Let these two be summations of Fibonacci numbers:$$F_{2} + F_{5} + F_{8} + F_{11} + F_{14} +..... + F_{3n-1}=\sum\limits_{n=1} F_{3n-1}$$ and $$F_{0} + F_{3} + F_{6} + F_{9} + F_{12} +..... + F_{3n}=\sum\limits_{n=0} F_{3n}$$
Is there a closed form expression for these summations of Fibonacci numbers?
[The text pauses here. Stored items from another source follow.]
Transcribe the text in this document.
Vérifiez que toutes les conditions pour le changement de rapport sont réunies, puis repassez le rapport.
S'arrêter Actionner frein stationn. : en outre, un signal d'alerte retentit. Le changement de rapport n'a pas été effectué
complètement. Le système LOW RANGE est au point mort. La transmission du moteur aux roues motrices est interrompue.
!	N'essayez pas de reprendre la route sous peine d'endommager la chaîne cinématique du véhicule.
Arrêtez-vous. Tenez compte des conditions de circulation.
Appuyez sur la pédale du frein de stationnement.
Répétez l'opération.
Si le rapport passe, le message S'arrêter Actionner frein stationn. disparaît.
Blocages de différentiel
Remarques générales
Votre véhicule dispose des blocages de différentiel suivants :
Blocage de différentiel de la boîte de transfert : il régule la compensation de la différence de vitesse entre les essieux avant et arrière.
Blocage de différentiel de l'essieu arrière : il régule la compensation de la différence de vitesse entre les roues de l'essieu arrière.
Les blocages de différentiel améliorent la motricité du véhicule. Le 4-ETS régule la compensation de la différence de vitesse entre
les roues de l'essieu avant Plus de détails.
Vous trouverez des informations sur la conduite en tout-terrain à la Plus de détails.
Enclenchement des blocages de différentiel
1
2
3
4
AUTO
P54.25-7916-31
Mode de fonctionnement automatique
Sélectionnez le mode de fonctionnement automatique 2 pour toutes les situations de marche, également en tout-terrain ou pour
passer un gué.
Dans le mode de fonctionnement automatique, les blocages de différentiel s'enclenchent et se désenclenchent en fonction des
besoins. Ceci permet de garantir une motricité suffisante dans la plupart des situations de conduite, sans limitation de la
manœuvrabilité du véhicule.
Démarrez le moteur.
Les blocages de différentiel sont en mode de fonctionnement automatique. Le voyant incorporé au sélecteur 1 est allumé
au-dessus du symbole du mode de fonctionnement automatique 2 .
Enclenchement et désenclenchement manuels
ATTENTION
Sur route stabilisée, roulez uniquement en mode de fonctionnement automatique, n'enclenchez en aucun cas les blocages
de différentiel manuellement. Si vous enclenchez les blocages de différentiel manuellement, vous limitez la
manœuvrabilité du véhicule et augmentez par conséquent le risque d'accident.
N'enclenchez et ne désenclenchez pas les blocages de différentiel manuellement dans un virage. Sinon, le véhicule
I've taken a look at the Zeckendorf identities for these but I don't seem to get any useful progress in finding the formula.
On
Note : $$f_n=\frac{\phi^n-\psi^n}{\sqrt5} \text{ where } \phi=\frac{1+\sqrt5}{2}\text{ and } \psi=\frac{1-\sqrt5}{2}$$
Now $$\sum_{n\geq i\geq1}f_{3i-1}=\frac{1}{\sqrt5}\sum_{n\geq i\geq1}\phi^{3i-1}-\psi^{3i-1}\implies$$ $$\frac{1}{\sqrt5}\left(\frac{1}{\phi}\sum_{n\geq i\geq1}(\phi^3)^i-\frac{1}{\psi}\sum_{n\geq i\geq1}(\psi^3)^i\right)$$
Note : Sum of GP is $\frac{a(1-r^n)}{1-r}$ iff $|r|<1$
So , that gives you $$\frac{1}{\sqrt5}\left(\frac{\phi^2(1-\phi^{3n})}{1-\phi^3}-\frac{\psi^2(1-\psi^{3n})}{1-\psi^3}\right)$$
Similarly do for the other one , and then you can rationalize the denominators to get a bit more clean closed form for Summation of Fibonacci numbers .
$$\sum_{i=1}^nF_{3i-1}=\frac12(F_{3n+1}-1)$$ $$\sum_{i=0}^nF_{3i}=\frac12(F_{3n+2}-1)$$
You can deduce these simply by writing out a few terms; and you can prove them by induction.